Beware $\ $ The use of fractions in modular arithmetic is valid only when the denominator is invertible, i.e. coprime to the modulus. Otherwise the quotient need not be unique, for example mod $\rm\:10,\:$ $\rm\:4\,x\equiv 2\:$ has solutions $\rm\:x\equiv 3,8,\:$ so the "fraction" $\rm\:x \equiv 2/4\pmod{10}\,$ cannot designate a unique solution of $\,4x\equiv 2.\,$ Indeed, the solution is $\rm\:x\equiv 1/2\equiv 3\pmod 5,\,$ which requires canceling $\,2\,$ from the modulus too, since $\rm\:10\:|\:4x-2\iff5\:|\:2x-1.\:$

Generally the grade-school rules of fraction arithmetic apply universally (i.e. in all rings) where the denominators are invertible. This fundamental property will be clarified conceptually when one learns in university algebra about the universal properties of fractions rings and localizations.

Answer 3

The OP states

... but, I found that solution by solving the linear diophantine equation

From this site I found

Here the equation is $7x\equiv 41 \pmod {13}$ or

$$\tag 1 7x\equiv 2 \pmod {13}$$

Here also, multiplication $7 \times x$ is repeated addition.
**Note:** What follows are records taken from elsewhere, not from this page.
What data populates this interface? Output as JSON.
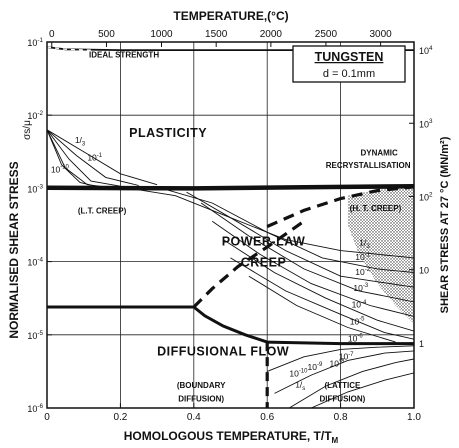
{
  "chart_data": {
    "type": "line",
    "title": "TUNGSTEN",
    "subtitle": "d = 0.1mm",
    "xlabel": "HOMOLOGOUS TEMPERATURE, T/T",
    "xlabel_sub": "M",
    "ylabel": "NORMALISED SHEAR STRESS",
    "ylabel_symbol": "σs/μ",
    "top_axis_label": "TEMPERATURE,(°C)",
    "right_axis_label": "SHEAR STRESS AT 27 °C (MN/m²)",
    "xlim": [
      0,
      1
    ],
    "ylim_log10": [
      -6,
      -1
    ],
    "log_y": true,
    "grid": true,
    "x_ticks": [
      {
        "v": 0,
        "label": "0"
      },
      {
        "v": 0.2,
        "label": "0.2"
      },
      {
        "v": 0.4,
        "label": "0.4"
      },
      {
        "v": 0.6,
        "label": "0.6"
      },
      {
        "v": 0.8,
        "label": "0.8"
      },
      {
        "v": 1.0,
        "label": "1.0"
      }
    ],
    "y_ticks": [
      {
        "exp": -1,
        "base": "10",
        "sup": "-1"
      },
      {
        "exp": -2,
        "base": "10",
        "sup": "-2"
      },
      {
        "exp": -3,
        "base": "10",
        "sup": "-3"
      },
      {
        "exp": -4,
        "base": "10",
        "sup": "-4"
      },
      {
        "exp": -5,
        "base": "10",
        "sup": "-5"
      },
      {
        "exp": -6,
        "base": "10",
        "sup": "-6"
      }
    ],
    "top_ticks": [
      {
        "v": 0.013,
        "label": "0"
      },
      {
        "v": 0.162,
        "label": "500"
      },
      {
        "v": 0.312,
        "label": "1000"
      },
      {
        "v": 0.461,
        "label": "1500"
      },
      {
        "v": 0.61,
        "label": "2000"
      },
      {
        "v": 0.76,
        "label": "2500"
      },
      {
        "v": 0.909,
        "label": "3000"
      }
    ],
    "right_ticks": [
      {
        "exp": -1.11,
        "base": "10",
        "sup": "4"
      },
      {
        "exp": -2.11,
        "base": "10",
        "sup": "3"
      },
      {
        "exp": -3.11,
        "base": "10",
        "sup": "2"
      },
      {
        "exp": -4.11,
        "base": "10",
        "sup": ""
      },
      {
        "exp": -5.11,
        "base": "1",
        "sup": ""
      }
    ],
    "regions": [
      {
        "label": "PLASTICITY",
        "x": 0.33,
        "y_exp": -2.3
      },
      {
        "label": "POWER-LAW",
        "x": 0.59,
        "y_exp": -3.78
      },
      {
        "label": "CREEP",
        "x": 0.59,
        "y_exp": -4.07
      },
      {
        "label": "DIFFUSIONAL  FLOW",
        "x": 0.48,
        "y_exp": -5.28
      }
    ],
    "annotations": [
      {
        "label": "IDEAL STRENGTH",
        "x": 0.21,
        "y_exp": -1.21
      },
      {
        "label": "DYNAMIC",
        "x": 0.905,
        "y_exp": -2.55
      },
      {
        "label": "RECRYSTALLISATION",
        "x": 0.875,
        "y_exp": -2.72
      },
      {
        "label": "(L.T. CREEP)",
        "x": 0.15,
        "y_exp": -3.34
      },
      {
        "label": "(H. T. CREEP)",
        "x": 0.895,
        "y_exp": -3.31
      },
      {
        "label": "(BOUNDARY",
        "x": 0.42,
        "y_exp": -5.73
      },
      {
        "label": "DIFFUSION)",
        "x": 0.42,
        "y_exp": -5.91
      },
      {
        "label": "(LATTICE",
        "x": 0.805,
        "y_exp": -5.73
      },
      {
        "label": "DIFFUSION)",
        "x": 0.805,
        "y_exp": -5.91
      }
    ],
    "contour_labels": [
      {
        "base": "1/",
        "sub": "3",
        "x": 0.09,
        "y_exp": -2.38
      },
      {
        "base": "10",
        "sup": "-1",
        "x": 0.13,
        "y_exp": -2.62
      },
      {
        "base": "10",
        "sup": "-10",
        "x": 0.035,
        "y_exp": -2.78
      },
      {
        "base": "1/",
        "sub": "3",
        "x": 0.865,
        "y_exp": -3.78
      },
      {
        "base": "10",
        "sup": "-1",
        "x": 0.86,
        "y_exp": -3.98
      },
      {
        "base": "10",
        "sup": "-2",
        "x": 0.86,
        "y_exp": -4.18
      },
      {
        "base": "10",
        "sup": "-3",
        "x": 0.855,
        "y_exp": -4.4
      },
      {
        "base": "10",
        "sup": "-4",
        "x": 0.85,
        "y_exp": -4.63
      },
      {
        "base": "10",
        "sup": "-5",
        "x": 0.845,
        "y_exp": -4.86
      },
      {
        "base": "10",
        "sup": "-6",
        "x": 0.84,
        "y_exp": -5.09
      },
      {
        "base": "10",
        "sup": "-7",
        "x": 0.815,
        "y_exp": -5.34
      },
      {
        "base": "10",
        "sup": "-8",
        "x": 0.79,
        "y_exp": -5.43
      },
      {
        "base": "10",
        "sup": "-9",
        "x": 0.73,
        "y_exp": -5.48
      },
      {
        "base": "10",
        "sup": "-10",
        "x": 0.685,
        "y_exp": -5.57
      },
      {
        "base": "1/",
        "sub": "s",
        "x": 0.69,
        "y_exp": -5.72
      }
    ],
    "boundaries": {
      "ideal_strength": [
        [
          0.0,
          -1.07
        ],
        [
          0.05,
          -1.1
        ],
        [
          0.2,
          -1.11
        ],
        [
          0.4,
          -1.11
        ],
        [
          1.0,
          -1.11
        ]
      ],
      "plasticity_bottom": [
        [
          0.0,
          -2.99
        ],
        [
          0.4,
          -3.0
        ],
        [
          1.0,
          -2.97
        ]
      ],
      "diffusion_top_left": [
        [
          0.0,
          -4.62
        ],
        [
          0.4,
          -4.62
        ]
      ],
      "diffusion_curve": [
        [
          0.4,
          -4.62
        ],
        [
          0.43,
          -4.74
        ],
        [
          0.48,
          -4.88
        ],
        [
          0.54,
          -5.0
        ],
        [
          0.6,
          -5.1
        ]
      ],
      "diffusion_top_right": [
        [
          0.6,
          -5.1
        ],
        [
          0.8,
          -5.12
        ],
        [
          1.0,
          -5.12
        ]
      ],
      "drx_dashed": [
        [
          0.6,
          -3.52
        ],
        [
          0.7,
          -3.3
        ],
        [
          0.8,
          -3.14
        ],
        [
          0.9,
          -3.03
        ],
        [
          1.0,
          -2.98
        ]
      ],
      "plc_diffusion_dashed": [
        [
          0.4,
          -4.62
        ],
        [
          0.45,
          -4.37
        ],
        [
          0.52,
          -4.07
        ],
        [
          0.6,
          -3.8
        ],
        [
          0.7,
          -3.45
        ]
      ],
      "boundary_lattice_dashed": [
        [
          0.6,
          -5.1
        ],
        [
          0.6,
          -6.0
        ]
      ],
      "ideal_dash_segment": [
        [
          0.0,
          -1.07
        ],
        [
          0.05,
          -1.1
        ],
        [
          0.12,
          -1.11
        ]
      ]
    },
    "contours": [
      [
        [
          0.0,
          -2.2
        ],
        [
          0.06,
          -2.6
        ],
        [
          0.12,
          -2.9
        ],
        [
          0.2,
          -2.97
        ]
      ],
      [
        [
          0.0,
          -2.2
        ],
        [
          0.08,
          -2.55
        ],
        [
          0.16,
          -2.85
        ],
        [
          0.25,
          -2.96
        ]
      ],
      [
        [
          0.0,
          -2.2
        ],
        [
          0.1,
          -2.5
        ],
        [
          0.2,
          -2.8
        ],
        [
          0.3,
          -2.95
        ]
      ],
      [
        [
          0.0,
          -2.2
        ],
        [
          0.04,
          -2.68
        ],
        [
          0.09,
          -2.92
        ],
        [
          0.14,
          -2.98
        ]
      ],
      [
        [
          0.0,
          -2.2
        ],
        [
          0.05,
          -2.72
        ],
        [
          0.11,
          -2.95
        ],
        [
          0.16,
          -2.98
        ]
      ],
      [
        [
          0.2,
          -2.98
        ],
        [
          0.35,
          -3.1
        ],
        [
          0.5,
          -3.4
        ],
        [
          0.65,
          -3.7
        ],
        [
          0.8,
          -3.85
        ],
        [
          1.0,
          -3.95
        ]
      ],
      [
        [
          0.3,
          -2.98
        ],
        [
          0.45,
          -3.2
        ],
        [
          0.6,
          -3.6
        ],
        [
          0.75,
          -3.95
        ],
        [
          0.9,
          -4.1
        ],
        [
          1.0,
          -4.15
        ]
      ],
      [
        [
          0.38,
          -3.05
        ],
        [
          0.5,
          -3.4
        ],
        [
          0.65,
          -3.85
        ],
        [
          0.8,
          -4.2
        ],
        [
          1.0,
          -4.35
        ]
      ],
      [
        [
          0.42,
          -3.2
        ],
        [
          0.55,
          -3.65
        ],
        [
          0.7,
          -4.1
        ],
        [
          0.85,
          -4.4
        ],
        [
          1.0,
          -4.55
        ]
      ],
      [
        [
          0.45,
          -3.45
        ],
        [
          0.58,
          -3.9
        ],
        [
          0.72,
          -4.3
        ],
        [
          0.88,
          -4.6
        ],
        [
          1.0,
          -4.75
        ]
      ],
      [
        [
          0.48,
          -3.7
        ],
        [
          0.62,
          -4.15
        ],
        [
          0.76,
          -4.5
        ],
        [
          0.9,
          -4.8
        ],
        [
          1.0,
          -4.95
        ]
      ],
      [
        [
          0.5,
          -3.95
        ],
        [
          0.65,
          -4.4
        ],
        [
          0.8,
          -4.72
        ],
        [
          0.92,
          -4.97
        ],
        [
          1.0,
          -5.06
        ]
      ],
      [
        [
          0.55,
          -4.2
        ],
        [
          0.68,
          -4.6
        ],
        [
          0.82,
          -4.9
        ],
        [
          0.95,
          -5.1
        ]
      ],
      [
        [
          0.6,
          -5.5
        ],
        [
          0.7,
          -5.3
        ],
        [
          0.8,
          -5.2
        ],
        [
          0.9,
          -5.17
        ],
        [
          1.0,
          -5.15
        ]
      ],
      [
        [
          0.62,
          -5.8
        ],
        [
          0.72,
          -5.55
        ],
        [
          0.82,
          -5.35
        ],
        [
          0.92,
          -5.25
        ],
        [
          1.0,
          -5.22
        ]
      ],
      [
        [
          0.66,
          -6.0
        ],
        [
          0.76,
          -5.7
        ],
        [
          0.86,
          -5.5
        ],
        [
          0.95,
          -5.38
        ],
        [
          1.0,
          -5.33
        ]
      ],
      [
        [
          0.72,
          -6.0
        ],
        [
          0.82,
          -5.78
        ],
        [
          0.92,
          -5.62
        ],
        [
          1.0,
          -5.52
        ]
      ]
    ],
    "hatched_region": [
      [
        0.82,
        -3.1
      ],
      [
        0.9,
        -3.02
      ],
      [
        1.0,
        -2.98
      ],
      [
        1.0,
        -4.85
      ],
      [
        0.95,
        -4.6
      ],
      [
        0.9,
        -4.3
      ],
      [
        0.85,
        -3.9
      ],
      [
        0.82,
        -3.5
      ]
    ]
  }
}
So you can also get the inverse of ${[7]_{13}}^{-1}$ and/or the solution of $\text{(1)}$ using the same technique (might as well cycle through it all):

$\quad 7 \times 1 \equiv 0 + 7 \equiv 7 $
$\quad 7 \times 2 \equiv 7 + 7 \equiv 1 $
$\quad 7 \times 3 \equiv 1 + 7 \equiv 8 $
$\quad 7 \times 4 \equiv 8 + 7 \equiv 2 $
$\quad 7 \times 5 \equiv 2 + 7 \equiv 9 $
$\quad 7 \times 6 \equiv 9 + 7 \equiv 3 $
$\quad 7 \times 7 \equiv 3 + 7 \equiv 10$
$\quad 7 \times 8 \equiv 10 + 7 \equiv 4$
$\quad 7 \times 9 \equiv 4 + 7 \equiv 11$
$\quad 7 \times 10 \equiv 11 + 7 \equiv 5$
$\quad 7 \times 11 \equiv 5 + 7 \equiv 12$
$\quad 7 \times 12 \equiv 12 + 7 \equiv 6$
$\quad 7 \times 13 \equiv 6 + 7 \equiv 0 $

Looking over your work you can pick out both the inverse and the solution.

You can set up a spreadsheet to handle these problems and/or check your work.

Answer 4

$$\tag{1} 7 x - 13k = 41$$

Let $a = x - 2k$, so $$\tag{2}x = a + 2k$$.

Substituting $(2)$ into $(1)$: $$7(a + 2k) - 13k = 41$$ $$7a + k = 41$$ $$k = 41 - 7a \tag{3}$$

Substituting $(3)$ into $(2)$: $$x = a + 2(41 - 7a)$$ $$x = 82 - 13a$$ Plug any integer you like into $a$, and out pops a valid $x$.